De duur waarvoor een prijs werd aangevraagd, speelt ook een rol. Te korte periodes of verouderde prijzen kunnen ook misleidend zijn. Het Federale Hof van Justitie heeft vastgesteld dat de toegestane periode individueel beoordeeld moet worden, afhankelijk van het verkoopmedium en het product. In de online detailhandel is deze periode over het algemeen korter dan in de fysieke detailhandel.
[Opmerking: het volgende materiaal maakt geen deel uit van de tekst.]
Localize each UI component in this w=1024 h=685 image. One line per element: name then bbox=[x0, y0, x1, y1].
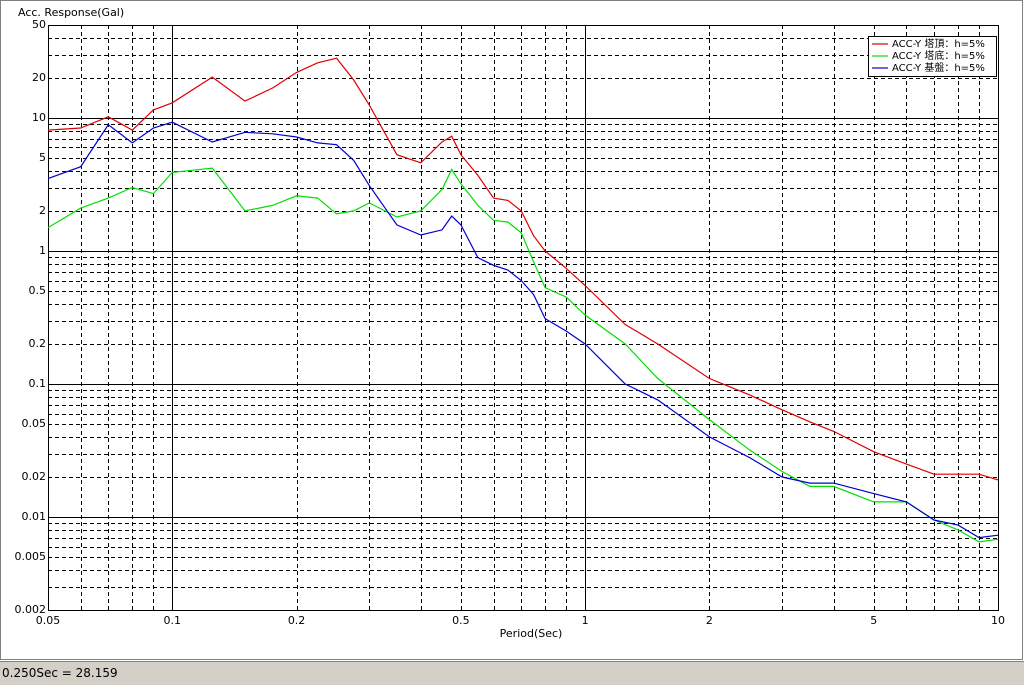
y-tick-label: 0.005 bbox=[15, 550, 47, 563]
y-tick-label: 20 bbox=[32, 71, 46, 84]
y-tick-label: 0.5 bbox=[29, 284, 47, 297]
legend-label: ACC-Y 塔底：h=5% bbox=[892, 49, 985, 62]
y-tick-label: 0.2 bbox=[29, 337, 47, 350]
x-tick-label: 0.1 bbox=[164, 614, 182, 627]
x-tick-label: 0.05 bbox=[36, 614, 61, 627]
legend-label: ACC-Y 塔頂：h=5% bbox=[892, 37, 985, 50]
y-tick-label: 2 bbox=[39, 204, 46, 217]
y-tick-label: 0.01 bbox=[22, 510, 47, 523]
y-tick-label: 50 bbox=[32, 18, 46, 31]
y-tick-label: 5 bbox=[39, 151, 46, 164]
chart: Acc. Response(Gal) Period(Sec) 0.05 0.1 0.… bbox=[0, 0, 1023, 660]
plot-border bbox=[48, 25, 999, 611]
x-axis-label: Period(Sec) bbox=[500, 627, 563, 640]
x-tick-label: 1 bbox=[582, 614, 589, 627]
y-tick-label: 0.05 bbox=[22, 417, 47, 430]
legend-label: ACC-Y 基盤：h=5% bbox=[892, 61, 985, 74]
y-tick-label: 0.02 bbox=[22, 470, 47, 483]
y-tick-label: 0.1 bbox=[29, 377, 47, 390]
chart-title: Acc. Response(Gal) bbox=[18, 6, 124, 19]
x-tick-label: 10 bbox=[991, 614, 1005, 627]
x-tick-label: 0.5 bbox=[452, 614, 470, 627]
x-tick-label: 0.2 bbox=[288, 614, 306, 627]
y-tick-label: 1 bbox=[39, 244, 46, 257]
x-tick-label: 5 bbox=[870, 614, 877, 627]
status-bar: 0.250Sec = 28.159 bbox=[0, 661, 1024, 685]
x-tick-label: 2 bbox=[706, 614, 713, 627]
y-tick-label: 10 bbox=[32, 111, 46, 124]
series-line bbox=[47, 121, 999, 539]
legend-box bbox=[868, 36, 997, 77]
series-line bbox=[47, 167, 999, 543]
y-tick-label: 0.002 bbox=[15, 603, 47, 616]
series-line bbox=[47, 57, 999, 481]
frame bbox=[0, 0, 1023, 660]
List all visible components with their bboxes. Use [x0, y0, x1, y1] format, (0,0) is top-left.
Voorbeelden uit de jurisprudentie

  • Adverteren op lange termijn in de online detailhandelEen prijs die wordt geadverteerd als "alleen nu" en die meer dan vier weken geldig is, werd ontoelaatbaar geacht (LG München I, arrest van 01.04.2010, Ref. 17HK O 19517/09).
  • Kortetermijnreclame met alledaagse goederenEen "prijs in plaats van" die meer dan drie maanden geleden werd geëist, was ook niet-ontvankelijk (LG Bochum, arrest van 24.03.2016, ref. I-14 O 3/16).
  • Langetermijnreclame met duurzame goederen: Een prijsaanduiding van zes maanden in de online winkel werd gerechtvaardigd geacht als de prijs onmiddellijk van tevoren werd opgevraagd (LG Bielefeld, arrest van 01.09.2020, Ref. 15 O 9/20).
  • Langdurige reclame met sportartikelenEen uitoefenprijs die al meer dan zes maanden niet was geëist, was misleidend (OLG Neurenberg, vonnis van 19.12.2023, Ref. 3 U 2007/23).

Conclusie

Detailhandelaren kunnen blijven profiteren van de aantrekkelijkheid van de stakingsprijzen zolang ze zich aan de wettelijke vereisten houden. In het bijzonder is naleving van artikel 11 PAngV cruciaal om waarschuwingen te voorkomen. De laagste prijs van de afgelopen 30 dagen moet als referentie worden gebruikt en de prijsvergelijking mag niet misleidend zijn.

Vermijd vooral prijsopdrijving en zorg ervoor dat de doorgestreepte prijs ook echt werd gevraagd. Een correcte en transparante prijsstelling schept vertrouwen bij klanten en beschermt tegen juridische gevolgen.